In 1961, President Ngo Dinh Diem of South Vietnam asked the United States to conduct aerial herbicide spraying in his country. In August of that year, the South Vietnamese Air Force initiated herbicide operations with American help. The request by Diem launched a debate in the White House and the State and Defense Departments. On one side were those who viewed herbicides as an economical and efficient means of stripping the Viet Cong jungle of cover and food. Others doubted the effectiveness of such a tactic and worried that such operations would both alienate friendly Vietnamese and expose the United States to charges of barbarism for waging a form of chemical warfare. Both sides agreed upon the propaganda risks of the issue.

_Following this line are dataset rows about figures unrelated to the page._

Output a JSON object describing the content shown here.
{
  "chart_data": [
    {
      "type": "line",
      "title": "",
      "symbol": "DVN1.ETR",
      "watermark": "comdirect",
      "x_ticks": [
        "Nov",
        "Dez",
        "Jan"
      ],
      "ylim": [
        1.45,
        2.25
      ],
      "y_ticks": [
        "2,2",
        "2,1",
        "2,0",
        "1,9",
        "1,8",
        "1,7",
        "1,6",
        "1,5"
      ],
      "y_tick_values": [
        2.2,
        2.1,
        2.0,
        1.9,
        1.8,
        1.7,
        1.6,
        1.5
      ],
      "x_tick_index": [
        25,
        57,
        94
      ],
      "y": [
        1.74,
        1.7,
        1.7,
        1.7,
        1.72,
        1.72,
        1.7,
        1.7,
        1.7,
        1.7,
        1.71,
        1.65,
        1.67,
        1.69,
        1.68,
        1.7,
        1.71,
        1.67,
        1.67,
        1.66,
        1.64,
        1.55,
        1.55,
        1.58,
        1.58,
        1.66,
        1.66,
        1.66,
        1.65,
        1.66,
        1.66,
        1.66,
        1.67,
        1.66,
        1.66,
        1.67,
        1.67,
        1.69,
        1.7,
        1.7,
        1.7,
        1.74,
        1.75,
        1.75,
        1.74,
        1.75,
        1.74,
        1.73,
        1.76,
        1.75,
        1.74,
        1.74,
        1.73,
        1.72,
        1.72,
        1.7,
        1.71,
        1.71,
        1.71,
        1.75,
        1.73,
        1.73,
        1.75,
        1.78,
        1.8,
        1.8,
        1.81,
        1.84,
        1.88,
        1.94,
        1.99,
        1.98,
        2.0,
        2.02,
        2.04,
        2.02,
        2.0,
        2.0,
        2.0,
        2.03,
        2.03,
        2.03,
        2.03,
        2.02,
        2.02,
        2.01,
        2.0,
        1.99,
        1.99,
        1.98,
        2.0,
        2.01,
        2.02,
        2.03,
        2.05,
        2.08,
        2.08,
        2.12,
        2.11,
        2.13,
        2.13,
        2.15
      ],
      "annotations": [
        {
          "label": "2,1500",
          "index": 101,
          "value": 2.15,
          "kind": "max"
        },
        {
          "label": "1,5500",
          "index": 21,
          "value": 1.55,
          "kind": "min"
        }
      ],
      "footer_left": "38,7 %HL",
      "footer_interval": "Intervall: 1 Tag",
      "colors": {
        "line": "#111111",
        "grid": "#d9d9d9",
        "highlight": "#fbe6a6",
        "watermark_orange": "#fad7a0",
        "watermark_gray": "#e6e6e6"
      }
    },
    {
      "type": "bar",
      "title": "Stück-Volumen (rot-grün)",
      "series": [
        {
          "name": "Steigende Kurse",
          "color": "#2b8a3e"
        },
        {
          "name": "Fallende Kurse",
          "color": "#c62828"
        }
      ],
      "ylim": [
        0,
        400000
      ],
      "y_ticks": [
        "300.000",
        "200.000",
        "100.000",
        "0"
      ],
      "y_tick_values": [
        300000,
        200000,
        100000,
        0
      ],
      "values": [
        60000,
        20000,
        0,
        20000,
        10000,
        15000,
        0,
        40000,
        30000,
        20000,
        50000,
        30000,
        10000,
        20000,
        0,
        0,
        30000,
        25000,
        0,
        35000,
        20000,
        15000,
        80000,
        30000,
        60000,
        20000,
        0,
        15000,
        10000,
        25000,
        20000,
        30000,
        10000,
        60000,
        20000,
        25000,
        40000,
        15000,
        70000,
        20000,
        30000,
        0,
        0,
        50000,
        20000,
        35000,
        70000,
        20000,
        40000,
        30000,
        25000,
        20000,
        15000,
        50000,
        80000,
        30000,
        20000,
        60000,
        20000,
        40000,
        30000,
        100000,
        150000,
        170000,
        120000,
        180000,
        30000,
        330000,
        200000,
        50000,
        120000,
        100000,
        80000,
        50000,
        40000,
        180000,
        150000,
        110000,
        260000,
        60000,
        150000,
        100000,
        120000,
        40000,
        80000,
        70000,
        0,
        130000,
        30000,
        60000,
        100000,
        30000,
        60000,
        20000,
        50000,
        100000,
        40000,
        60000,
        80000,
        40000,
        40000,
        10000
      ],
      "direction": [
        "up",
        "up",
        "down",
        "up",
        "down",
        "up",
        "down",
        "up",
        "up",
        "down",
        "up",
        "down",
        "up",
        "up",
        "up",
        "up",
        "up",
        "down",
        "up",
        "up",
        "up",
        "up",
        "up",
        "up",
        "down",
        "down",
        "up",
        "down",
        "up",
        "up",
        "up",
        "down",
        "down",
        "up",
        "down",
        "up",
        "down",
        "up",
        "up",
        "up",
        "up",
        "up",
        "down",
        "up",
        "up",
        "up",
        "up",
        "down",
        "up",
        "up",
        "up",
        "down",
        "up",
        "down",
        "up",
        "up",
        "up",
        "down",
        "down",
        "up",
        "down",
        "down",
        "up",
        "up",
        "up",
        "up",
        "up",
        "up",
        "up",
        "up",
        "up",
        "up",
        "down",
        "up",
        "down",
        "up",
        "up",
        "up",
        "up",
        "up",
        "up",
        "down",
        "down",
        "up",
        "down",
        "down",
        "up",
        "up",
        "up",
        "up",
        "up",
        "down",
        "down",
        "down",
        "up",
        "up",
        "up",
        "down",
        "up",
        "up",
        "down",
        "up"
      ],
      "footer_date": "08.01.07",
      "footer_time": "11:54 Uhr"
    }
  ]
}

In November 1961, President Kennedy approved the use of herbicides, but only as a limited experiment requiring South Vietnamese participation and the mission-by-mission approval of the United States Embassy, the Military Assistance Command Vietnam, and South Vietnam's government. Operation Ranch Hand, the designation for the program, began in January 1962. Gradually, limitations were relaxed; the spraying became more frequent and covered larger areas. The Air Force used C-47s and C-123s equipped to spray herbicides for the defoliation missions. By the time Ranch Hand ended nine years later, some 18 million gallons of chemicals had been sprayed on an estimated 20 percent of South Vietnam's jungles and 36 percent of its mangrove forests.